How can I write the whole dataframe to a Spark DataFrame? (I want to saveAsTable afterwards). I was thinking about a problem with capacity but I do not have a clue how to solve it.

Thanks a lot!!


Solution

  • In general you'll see poor performance when converting from R dataframes to Spark dataframes, and vice versa. Objects are representing differently in memory in Spark and R, and there is significant expansion of the object size when converting from one to the other. This often blows out the memory of the driver, making it difficult to copy/collect large objects to/from Spark. Fortunately, you have a couple options.

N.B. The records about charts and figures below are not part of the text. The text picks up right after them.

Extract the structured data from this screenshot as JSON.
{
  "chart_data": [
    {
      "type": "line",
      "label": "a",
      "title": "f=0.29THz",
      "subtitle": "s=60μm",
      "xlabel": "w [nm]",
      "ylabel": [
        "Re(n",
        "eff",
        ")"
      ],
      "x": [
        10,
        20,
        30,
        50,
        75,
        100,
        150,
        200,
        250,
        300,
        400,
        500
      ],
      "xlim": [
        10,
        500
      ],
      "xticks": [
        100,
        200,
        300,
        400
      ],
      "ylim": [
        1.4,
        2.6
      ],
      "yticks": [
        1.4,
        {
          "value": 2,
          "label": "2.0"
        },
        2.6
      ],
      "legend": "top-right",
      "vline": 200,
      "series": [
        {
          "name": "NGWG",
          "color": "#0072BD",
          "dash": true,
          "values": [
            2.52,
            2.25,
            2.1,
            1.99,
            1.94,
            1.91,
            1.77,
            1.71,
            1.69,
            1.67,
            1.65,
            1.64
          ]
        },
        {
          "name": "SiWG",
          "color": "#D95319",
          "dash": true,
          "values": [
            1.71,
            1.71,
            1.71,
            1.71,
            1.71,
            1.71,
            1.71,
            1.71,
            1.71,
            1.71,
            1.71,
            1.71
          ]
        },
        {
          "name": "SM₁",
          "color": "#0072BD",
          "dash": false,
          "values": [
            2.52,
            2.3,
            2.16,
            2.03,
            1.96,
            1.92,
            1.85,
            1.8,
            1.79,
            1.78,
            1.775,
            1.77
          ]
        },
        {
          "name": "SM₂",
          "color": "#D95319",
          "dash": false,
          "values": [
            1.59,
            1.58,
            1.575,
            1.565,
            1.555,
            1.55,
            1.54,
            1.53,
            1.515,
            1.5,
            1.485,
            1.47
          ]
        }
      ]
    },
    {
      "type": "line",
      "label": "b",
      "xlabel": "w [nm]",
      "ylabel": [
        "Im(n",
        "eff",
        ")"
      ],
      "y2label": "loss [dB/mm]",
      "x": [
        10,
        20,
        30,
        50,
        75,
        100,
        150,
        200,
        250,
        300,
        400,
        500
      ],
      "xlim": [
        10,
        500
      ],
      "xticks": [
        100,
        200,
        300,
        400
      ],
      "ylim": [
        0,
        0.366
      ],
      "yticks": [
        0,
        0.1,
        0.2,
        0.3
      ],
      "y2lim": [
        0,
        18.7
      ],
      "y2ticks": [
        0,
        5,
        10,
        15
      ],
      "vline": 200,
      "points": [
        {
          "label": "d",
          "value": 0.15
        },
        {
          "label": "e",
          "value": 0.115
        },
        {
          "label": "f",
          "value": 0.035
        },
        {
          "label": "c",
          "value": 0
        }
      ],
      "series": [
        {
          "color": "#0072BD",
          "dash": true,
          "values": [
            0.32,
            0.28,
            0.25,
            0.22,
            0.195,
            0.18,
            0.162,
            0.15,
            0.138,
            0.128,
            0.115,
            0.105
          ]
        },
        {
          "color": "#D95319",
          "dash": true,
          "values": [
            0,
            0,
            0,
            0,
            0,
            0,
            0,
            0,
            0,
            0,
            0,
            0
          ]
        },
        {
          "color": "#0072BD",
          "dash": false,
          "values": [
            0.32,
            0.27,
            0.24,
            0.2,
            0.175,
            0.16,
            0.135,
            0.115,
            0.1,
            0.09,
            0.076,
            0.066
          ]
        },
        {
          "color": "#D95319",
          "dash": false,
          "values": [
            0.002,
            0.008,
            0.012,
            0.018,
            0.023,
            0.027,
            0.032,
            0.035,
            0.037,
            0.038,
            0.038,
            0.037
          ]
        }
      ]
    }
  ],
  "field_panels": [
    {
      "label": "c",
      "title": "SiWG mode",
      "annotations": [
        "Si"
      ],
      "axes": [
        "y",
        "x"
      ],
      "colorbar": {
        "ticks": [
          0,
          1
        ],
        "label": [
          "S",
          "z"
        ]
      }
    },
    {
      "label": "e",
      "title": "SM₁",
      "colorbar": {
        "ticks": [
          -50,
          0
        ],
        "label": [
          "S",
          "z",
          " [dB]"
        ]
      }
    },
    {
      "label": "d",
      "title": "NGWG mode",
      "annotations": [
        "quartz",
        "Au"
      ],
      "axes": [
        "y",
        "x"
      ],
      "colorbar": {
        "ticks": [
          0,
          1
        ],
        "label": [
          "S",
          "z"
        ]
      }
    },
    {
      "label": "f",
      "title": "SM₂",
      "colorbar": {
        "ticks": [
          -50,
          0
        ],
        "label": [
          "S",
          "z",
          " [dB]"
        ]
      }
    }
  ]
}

    1. Use Apache Arrow to establish a common in memory format for objects, eliminating the need to copy and convert from representation in R to Spark. The link I provided has instructions on how to set this up on Databricks.

    2. Write the dataframe to disk as parquet (or CSV) and then read it into Spark directly. You can use the arrow library in R to do this.

    3. Increase the size of your driver node to accommodate the memory expansion. On Databricks you can select the driver node type (or ask your admin to do it) for your cluster - make sure you pick one with a lot of memory. For reference, I tested collecting a 2GB dataset and needed a 30GB+ driver. With arrow that comes down dramatically.